If for some reason you don’t watch Extra Credits videos, you should start right now. There is no better introduction for pen and paper GMs to Extra Credits’ insights on game development (video games) than their two part look at RPG quest design. https://www.youtube.com/watch? v=otAkP5VjIv8
Now Extra Credits focused specifically on MMO RPG quests. I hope you’re not sending your players off to kill a nice round number of x-type monsters. But it is a very simple place for us to start the discussion. After some research I found five really basic MMO quest types kept coming up:
- Kill Quests
- Escort/Delivery Quests
- Discovery Quests
- Fetch Quests
- Escape Quests
Actually we can winnow this list better. First off an escape quest is just a delivery quest with the PCs as the package. You could also set it up as discovery quest if the escape route/exit isn’t simple to identify, like Homer’s Odyssey.
We can also tick off fetch quests, it’s just a delivery quest with a different location to pick up the package. You also may need to discover the package’s location, or kill someone to take it.
There are also inverse quests, or “Stop X” quests. Need to protect a static location or person? That’s a Stop Kill Quest.
I also wanted to add Make Quests. Those quests about building, crafting, or summoning something, NOT delivering components for an NPC to make something (delivery). I mean the inverse is an tabletop trope, how many times have you needed to stop the BBEG from completing a big ritual?
So our revised list looks something like this:
- Kill/Stop Kill
- Delivery/Stop Delivery
- Discovery/Stop Discovery
- Make/Stop Make
That’s right as PCs, we’re always killing, moving, finding, or making something. Just remember to be liberal in your application. Kill doesn’t always mean a person or monster, it could be an idea, or an item. Same thing with Stop X inverses, Stop Kill doesn’t necessarily need to be achieved by killing. In fact, it’s a lot more interesting when it’s not. With that in mind we can apply this lean mean list of basic quest types to the initial list of twelve.
- Kill = Kill
- Fetch = Delivery with potential additions of Kill and Discovery
- Fedex = Delivery
- Collect = Delivery for someone else. An intrinsic collect quest has no valid parallel in tabletop
- Escort = Delivery
- Exploration = Discovery
- Siege = Kill
- Defense = Kill… to Stop Kill
- Diplomatic = Make/Stop Make, but could be any depending on the situation
- Recruitment = Discover/Make often by way of Stop Kill (save NPC from death)
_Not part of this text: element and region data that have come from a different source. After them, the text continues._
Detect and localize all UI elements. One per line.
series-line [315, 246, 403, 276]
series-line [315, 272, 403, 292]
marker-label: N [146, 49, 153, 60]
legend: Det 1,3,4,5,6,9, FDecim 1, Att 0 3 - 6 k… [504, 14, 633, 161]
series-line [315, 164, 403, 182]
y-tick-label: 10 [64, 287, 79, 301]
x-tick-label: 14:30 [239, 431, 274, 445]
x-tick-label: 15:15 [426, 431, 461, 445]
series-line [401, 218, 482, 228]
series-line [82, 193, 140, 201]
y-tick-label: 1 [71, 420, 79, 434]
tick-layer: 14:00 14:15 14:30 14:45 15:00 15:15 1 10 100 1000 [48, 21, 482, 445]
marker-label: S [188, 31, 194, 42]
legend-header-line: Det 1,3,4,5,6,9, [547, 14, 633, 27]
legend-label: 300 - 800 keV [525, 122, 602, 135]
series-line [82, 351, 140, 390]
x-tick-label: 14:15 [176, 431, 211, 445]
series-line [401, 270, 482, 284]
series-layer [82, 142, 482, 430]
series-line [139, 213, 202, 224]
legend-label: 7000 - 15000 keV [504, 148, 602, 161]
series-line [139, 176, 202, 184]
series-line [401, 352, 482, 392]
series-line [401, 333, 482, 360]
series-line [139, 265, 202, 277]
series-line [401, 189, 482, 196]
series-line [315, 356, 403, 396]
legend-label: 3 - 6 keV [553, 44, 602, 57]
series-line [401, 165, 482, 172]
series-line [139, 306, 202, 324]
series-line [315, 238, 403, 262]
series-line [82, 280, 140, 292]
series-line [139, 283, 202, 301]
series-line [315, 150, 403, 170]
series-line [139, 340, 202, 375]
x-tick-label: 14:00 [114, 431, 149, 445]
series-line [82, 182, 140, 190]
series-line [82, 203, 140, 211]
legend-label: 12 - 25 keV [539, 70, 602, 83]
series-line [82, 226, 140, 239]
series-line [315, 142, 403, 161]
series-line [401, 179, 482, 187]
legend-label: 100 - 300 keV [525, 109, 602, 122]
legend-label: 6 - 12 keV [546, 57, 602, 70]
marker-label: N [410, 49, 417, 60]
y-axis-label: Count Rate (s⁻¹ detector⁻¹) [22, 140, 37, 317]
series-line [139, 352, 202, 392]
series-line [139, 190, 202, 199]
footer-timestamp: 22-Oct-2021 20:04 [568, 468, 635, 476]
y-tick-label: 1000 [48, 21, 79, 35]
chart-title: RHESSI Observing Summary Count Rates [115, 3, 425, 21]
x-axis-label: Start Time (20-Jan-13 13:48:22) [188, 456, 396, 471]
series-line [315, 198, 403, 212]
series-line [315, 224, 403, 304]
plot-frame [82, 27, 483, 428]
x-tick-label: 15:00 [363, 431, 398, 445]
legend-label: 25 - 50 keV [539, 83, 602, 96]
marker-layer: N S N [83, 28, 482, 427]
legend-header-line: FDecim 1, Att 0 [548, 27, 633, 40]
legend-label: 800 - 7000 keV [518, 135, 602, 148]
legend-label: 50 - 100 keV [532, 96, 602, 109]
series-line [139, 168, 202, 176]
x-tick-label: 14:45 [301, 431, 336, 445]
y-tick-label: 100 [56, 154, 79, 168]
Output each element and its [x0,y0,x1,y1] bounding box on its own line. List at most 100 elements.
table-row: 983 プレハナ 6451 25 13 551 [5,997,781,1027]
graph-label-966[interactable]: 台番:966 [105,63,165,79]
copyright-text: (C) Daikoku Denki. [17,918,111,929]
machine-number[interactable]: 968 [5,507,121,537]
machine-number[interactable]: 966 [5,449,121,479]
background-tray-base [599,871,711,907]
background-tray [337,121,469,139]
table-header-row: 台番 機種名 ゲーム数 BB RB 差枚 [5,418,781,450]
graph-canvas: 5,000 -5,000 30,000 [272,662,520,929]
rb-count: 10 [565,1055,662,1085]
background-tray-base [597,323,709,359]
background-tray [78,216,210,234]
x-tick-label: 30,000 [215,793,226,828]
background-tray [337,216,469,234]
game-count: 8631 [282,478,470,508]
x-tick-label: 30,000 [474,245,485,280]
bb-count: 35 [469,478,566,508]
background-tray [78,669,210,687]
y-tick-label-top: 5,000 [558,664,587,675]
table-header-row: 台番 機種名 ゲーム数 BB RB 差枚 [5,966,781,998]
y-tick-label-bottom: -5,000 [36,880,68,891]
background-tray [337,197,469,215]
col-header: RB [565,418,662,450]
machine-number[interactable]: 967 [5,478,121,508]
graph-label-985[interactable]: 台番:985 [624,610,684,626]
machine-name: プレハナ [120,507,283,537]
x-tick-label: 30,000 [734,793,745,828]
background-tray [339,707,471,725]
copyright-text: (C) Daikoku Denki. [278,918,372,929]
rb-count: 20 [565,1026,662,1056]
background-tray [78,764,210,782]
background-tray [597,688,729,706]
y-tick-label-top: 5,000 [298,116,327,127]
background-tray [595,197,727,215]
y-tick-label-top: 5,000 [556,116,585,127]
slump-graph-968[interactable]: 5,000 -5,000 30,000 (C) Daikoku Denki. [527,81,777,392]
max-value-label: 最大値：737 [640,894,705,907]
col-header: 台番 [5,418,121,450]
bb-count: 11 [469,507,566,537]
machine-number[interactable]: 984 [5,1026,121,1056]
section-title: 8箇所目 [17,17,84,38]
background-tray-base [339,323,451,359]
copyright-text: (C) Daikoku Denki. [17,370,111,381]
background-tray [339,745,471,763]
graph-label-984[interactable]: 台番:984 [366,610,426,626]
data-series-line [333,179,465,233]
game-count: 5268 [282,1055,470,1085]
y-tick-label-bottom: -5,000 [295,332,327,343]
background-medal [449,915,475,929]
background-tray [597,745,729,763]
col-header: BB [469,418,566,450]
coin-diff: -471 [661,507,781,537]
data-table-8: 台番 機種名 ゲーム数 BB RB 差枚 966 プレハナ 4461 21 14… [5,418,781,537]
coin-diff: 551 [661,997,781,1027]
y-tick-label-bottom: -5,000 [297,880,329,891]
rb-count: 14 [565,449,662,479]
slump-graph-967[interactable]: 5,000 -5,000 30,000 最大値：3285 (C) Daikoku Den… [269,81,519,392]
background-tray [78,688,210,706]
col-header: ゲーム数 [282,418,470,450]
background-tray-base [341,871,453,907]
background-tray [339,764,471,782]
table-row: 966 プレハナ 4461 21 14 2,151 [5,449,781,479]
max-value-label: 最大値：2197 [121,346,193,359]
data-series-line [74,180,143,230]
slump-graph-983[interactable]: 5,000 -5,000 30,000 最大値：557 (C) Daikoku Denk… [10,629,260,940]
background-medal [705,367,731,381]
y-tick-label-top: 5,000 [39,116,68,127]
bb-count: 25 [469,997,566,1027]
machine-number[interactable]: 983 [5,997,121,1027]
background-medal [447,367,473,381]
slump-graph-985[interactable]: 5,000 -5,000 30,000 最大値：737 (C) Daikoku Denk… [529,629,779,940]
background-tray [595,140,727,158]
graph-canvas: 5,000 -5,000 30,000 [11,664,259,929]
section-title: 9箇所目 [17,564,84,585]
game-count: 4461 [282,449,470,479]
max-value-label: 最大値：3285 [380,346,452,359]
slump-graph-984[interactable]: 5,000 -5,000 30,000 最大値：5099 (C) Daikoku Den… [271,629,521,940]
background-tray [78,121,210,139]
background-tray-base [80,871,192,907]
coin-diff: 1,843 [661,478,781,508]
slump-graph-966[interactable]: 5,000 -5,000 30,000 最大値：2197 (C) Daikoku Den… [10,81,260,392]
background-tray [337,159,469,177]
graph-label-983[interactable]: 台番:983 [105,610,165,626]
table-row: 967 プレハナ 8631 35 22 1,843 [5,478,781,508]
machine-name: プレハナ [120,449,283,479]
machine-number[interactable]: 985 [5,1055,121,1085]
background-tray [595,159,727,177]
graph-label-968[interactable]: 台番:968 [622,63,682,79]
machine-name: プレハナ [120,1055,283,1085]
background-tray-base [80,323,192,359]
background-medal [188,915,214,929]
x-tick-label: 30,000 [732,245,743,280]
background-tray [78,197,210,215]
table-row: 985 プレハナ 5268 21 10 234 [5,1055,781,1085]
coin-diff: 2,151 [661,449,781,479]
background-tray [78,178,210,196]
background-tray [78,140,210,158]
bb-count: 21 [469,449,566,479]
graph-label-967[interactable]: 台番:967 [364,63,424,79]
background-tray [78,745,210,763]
- Sabotage = Stop Make or Kill
- Theft = Delivery
Pretty easy, right? Like a Fetch Quest you should routinely chain these basic quest types together to make larger and more dynamic adventures by linking the individual objectives. Earlier I mentioned stopping the BBEG from completing a ritual, let’s break that down to make the adventure more dynamic.
Discover: The party needs to find out where the evil cultists’ base is located
Stop Make: Stop the evil ritual from completion
Kill: The party needs to desecrate the site to make sure no cultists resume the ritual
Stop Kill: The party needs to protect the site while one character desecrates it
Kill: The party needs to do clean up duty on the remaining cultists.
Keep these simple quest types in mind when planning your next adventure. Keep an eye out as I expand on this premise in the next blog.